Por: Daniel Ruiz – preso político de Macri por enfrentar a Reforma da Previdência – Candidato a Deputado Nacional por ChubutMacri,

Alberto Fernández, Cristina e Lavagna vão invadir as telas com suas campanhas eleitorais cheias de promessas. Mas a verdade é que todos já fizeram acordo com o FMI de que serão pagos até o último dólar à custa do nosso esforço.

Portanto, nestas eleições não podemos cair na armadilha desta democracia para os ricos. Não podemos optar pelo menos ruim, pois os de sempre continuaremos pagando pela crise. Temos que usá-las para construir uma saída própria, a partir das lutas operárias e populares.

Não há lugar para meias medidas. Como há mais de 200 anos, a Argentina precisa de uma revolução para romper as correntes que nos atam ao imperialismo e para poder aspirar a viver melhor. Não são suficientes os slogans de campanha para defender nossas famílias.

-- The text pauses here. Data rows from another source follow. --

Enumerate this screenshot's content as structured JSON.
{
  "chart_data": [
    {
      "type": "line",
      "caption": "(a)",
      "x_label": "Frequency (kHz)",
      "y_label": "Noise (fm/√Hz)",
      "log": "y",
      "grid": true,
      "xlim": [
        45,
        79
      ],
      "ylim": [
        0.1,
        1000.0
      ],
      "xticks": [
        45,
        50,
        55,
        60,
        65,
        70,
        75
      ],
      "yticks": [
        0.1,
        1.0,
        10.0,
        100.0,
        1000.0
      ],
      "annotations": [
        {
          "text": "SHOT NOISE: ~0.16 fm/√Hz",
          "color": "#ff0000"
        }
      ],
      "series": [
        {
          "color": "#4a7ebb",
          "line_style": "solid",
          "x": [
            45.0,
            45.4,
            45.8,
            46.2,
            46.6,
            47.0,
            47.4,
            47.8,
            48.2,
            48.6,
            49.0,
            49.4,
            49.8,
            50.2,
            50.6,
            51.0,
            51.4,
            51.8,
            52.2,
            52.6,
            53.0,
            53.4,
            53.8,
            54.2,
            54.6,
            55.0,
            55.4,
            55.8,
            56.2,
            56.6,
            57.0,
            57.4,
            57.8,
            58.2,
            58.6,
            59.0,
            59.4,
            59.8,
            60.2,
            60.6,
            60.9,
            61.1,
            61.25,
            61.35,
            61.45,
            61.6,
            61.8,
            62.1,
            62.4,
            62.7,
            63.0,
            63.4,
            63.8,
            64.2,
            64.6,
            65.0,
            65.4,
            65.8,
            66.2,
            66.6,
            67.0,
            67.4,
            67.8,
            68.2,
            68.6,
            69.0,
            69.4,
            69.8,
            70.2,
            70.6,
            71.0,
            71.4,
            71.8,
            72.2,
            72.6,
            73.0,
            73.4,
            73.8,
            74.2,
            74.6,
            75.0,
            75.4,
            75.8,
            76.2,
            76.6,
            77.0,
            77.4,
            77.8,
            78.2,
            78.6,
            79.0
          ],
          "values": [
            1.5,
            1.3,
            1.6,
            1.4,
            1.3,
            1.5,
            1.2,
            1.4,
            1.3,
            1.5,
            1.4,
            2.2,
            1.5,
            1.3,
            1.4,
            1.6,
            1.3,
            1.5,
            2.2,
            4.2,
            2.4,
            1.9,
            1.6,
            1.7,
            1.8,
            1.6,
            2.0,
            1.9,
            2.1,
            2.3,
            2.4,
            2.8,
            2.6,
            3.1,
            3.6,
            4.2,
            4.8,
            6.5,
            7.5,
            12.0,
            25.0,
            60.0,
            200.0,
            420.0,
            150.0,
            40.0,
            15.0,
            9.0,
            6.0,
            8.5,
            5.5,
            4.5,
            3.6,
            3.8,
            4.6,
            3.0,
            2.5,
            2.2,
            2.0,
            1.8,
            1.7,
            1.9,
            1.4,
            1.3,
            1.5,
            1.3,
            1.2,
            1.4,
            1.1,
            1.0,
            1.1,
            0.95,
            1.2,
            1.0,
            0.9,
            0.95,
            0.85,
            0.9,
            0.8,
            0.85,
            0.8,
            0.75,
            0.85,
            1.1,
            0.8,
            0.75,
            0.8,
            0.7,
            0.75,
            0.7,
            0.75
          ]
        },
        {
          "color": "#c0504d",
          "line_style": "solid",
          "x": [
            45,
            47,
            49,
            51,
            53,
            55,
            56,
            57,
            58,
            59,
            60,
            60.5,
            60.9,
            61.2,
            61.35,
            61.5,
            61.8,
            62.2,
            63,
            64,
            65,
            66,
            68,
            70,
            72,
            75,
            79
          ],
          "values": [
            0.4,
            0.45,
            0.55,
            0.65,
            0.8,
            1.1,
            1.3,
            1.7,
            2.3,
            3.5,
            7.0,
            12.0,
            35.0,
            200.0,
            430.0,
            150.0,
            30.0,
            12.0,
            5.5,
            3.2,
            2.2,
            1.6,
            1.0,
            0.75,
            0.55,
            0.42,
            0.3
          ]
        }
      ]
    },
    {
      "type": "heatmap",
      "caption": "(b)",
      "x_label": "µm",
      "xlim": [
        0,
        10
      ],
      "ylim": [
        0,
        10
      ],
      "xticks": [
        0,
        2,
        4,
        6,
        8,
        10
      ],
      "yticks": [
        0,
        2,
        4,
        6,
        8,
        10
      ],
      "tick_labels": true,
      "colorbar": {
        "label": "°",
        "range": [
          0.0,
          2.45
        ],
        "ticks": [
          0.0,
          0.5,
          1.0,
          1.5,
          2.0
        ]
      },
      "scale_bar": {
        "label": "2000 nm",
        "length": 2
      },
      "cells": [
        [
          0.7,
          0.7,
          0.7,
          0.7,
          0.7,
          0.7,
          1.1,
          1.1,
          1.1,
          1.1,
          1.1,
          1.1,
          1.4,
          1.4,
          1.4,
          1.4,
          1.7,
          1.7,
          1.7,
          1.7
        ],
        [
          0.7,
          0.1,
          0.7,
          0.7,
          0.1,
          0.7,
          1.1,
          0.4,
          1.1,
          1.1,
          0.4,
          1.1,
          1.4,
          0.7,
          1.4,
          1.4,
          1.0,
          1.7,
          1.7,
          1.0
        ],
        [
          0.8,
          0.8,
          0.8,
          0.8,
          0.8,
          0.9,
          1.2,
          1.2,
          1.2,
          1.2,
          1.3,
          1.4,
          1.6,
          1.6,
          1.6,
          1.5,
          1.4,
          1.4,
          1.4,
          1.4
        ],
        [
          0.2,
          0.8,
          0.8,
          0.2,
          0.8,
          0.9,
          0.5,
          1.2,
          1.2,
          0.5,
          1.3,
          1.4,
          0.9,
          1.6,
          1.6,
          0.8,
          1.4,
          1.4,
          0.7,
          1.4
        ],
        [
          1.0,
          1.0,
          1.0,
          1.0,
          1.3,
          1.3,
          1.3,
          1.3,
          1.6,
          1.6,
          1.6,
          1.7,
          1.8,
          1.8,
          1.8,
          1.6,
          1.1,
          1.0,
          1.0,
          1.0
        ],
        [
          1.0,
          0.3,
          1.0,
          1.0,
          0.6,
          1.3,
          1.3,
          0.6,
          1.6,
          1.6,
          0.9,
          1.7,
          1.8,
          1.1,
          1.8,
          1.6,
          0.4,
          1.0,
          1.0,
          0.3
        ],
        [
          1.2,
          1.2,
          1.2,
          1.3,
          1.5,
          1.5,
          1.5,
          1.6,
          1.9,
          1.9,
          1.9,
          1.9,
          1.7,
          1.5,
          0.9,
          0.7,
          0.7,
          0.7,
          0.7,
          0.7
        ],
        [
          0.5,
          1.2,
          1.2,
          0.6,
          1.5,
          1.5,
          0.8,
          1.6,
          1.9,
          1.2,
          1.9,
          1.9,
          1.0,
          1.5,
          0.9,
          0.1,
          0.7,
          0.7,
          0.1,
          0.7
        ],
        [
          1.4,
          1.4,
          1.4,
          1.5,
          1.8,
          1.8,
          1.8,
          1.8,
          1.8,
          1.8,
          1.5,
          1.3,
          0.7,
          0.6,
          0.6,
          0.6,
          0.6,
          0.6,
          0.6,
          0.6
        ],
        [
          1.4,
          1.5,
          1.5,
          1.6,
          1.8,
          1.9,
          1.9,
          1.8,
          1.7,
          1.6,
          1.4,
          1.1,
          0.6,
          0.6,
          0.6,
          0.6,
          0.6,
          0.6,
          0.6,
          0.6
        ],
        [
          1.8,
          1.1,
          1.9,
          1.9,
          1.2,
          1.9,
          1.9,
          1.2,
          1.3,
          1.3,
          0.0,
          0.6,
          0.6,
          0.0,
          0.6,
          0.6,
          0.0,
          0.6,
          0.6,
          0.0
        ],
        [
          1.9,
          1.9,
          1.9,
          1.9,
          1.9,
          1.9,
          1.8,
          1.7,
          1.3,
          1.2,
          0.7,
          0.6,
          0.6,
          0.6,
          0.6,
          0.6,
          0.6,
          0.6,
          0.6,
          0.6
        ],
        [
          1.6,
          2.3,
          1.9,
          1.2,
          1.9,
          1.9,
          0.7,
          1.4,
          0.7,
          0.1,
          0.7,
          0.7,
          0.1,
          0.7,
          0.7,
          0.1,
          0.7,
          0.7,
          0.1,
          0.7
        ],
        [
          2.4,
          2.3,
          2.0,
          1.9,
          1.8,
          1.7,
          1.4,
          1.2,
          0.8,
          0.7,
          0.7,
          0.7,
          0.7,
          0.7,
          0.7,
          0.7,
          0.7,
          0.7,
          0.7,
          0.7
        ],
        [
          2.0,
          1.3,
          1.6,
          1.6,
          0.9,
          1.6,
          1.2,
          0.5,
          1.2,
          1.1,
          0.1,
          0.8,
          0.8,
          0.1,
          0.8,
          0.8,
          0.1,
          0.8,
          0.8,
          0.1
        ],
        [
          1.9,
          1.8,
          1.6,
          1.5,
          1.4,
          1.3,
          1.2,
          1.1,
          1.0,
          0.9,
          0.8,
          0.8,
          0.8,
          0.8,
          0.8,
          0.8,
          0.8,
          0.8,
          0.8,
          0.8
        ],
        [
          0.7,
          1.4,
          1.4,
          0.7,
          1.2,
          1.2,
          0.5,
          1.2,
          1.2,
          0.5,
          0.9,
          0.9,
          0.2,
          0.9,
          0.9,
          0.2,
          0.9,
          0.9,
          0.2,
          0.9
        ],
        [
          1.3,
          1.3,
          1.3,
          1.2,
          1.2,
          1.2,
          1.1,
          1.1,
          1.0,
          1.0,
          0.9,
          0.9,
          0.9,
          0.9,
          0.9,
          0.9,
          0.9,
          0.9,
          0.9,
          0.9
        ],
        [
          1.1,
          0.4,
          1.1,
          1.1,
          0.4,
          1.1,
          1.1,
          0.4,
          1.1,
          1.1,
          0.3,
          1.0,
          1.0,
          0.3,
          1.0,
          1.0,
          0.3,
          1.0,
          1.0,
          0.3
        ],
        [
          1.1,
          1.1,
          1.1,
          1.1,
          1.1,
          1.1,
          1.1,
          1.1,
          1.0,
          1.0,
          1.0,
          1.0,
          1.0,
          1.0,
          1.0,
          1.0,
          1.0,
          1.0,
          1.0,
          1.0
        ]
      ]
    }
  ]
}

Temos que mudar tudo e, para isso, precisamos organizar uma revolução operária e socialista para alcançar a segunda e definitiva independência.

Para acabar com a fome, o desemprego, a miséria, a violência contra as mulheres e à juventude, a repressão policial, a falta de moradia, saúde a educação, etc .; não há outro caminho senão romper com o FMI e deixar de pagar a dívida externa, recuperar toda a nossa riqueza e recursos naturais das mãos dos bancos e das multinacionais para colocá-los à disposição do povo trabalhador.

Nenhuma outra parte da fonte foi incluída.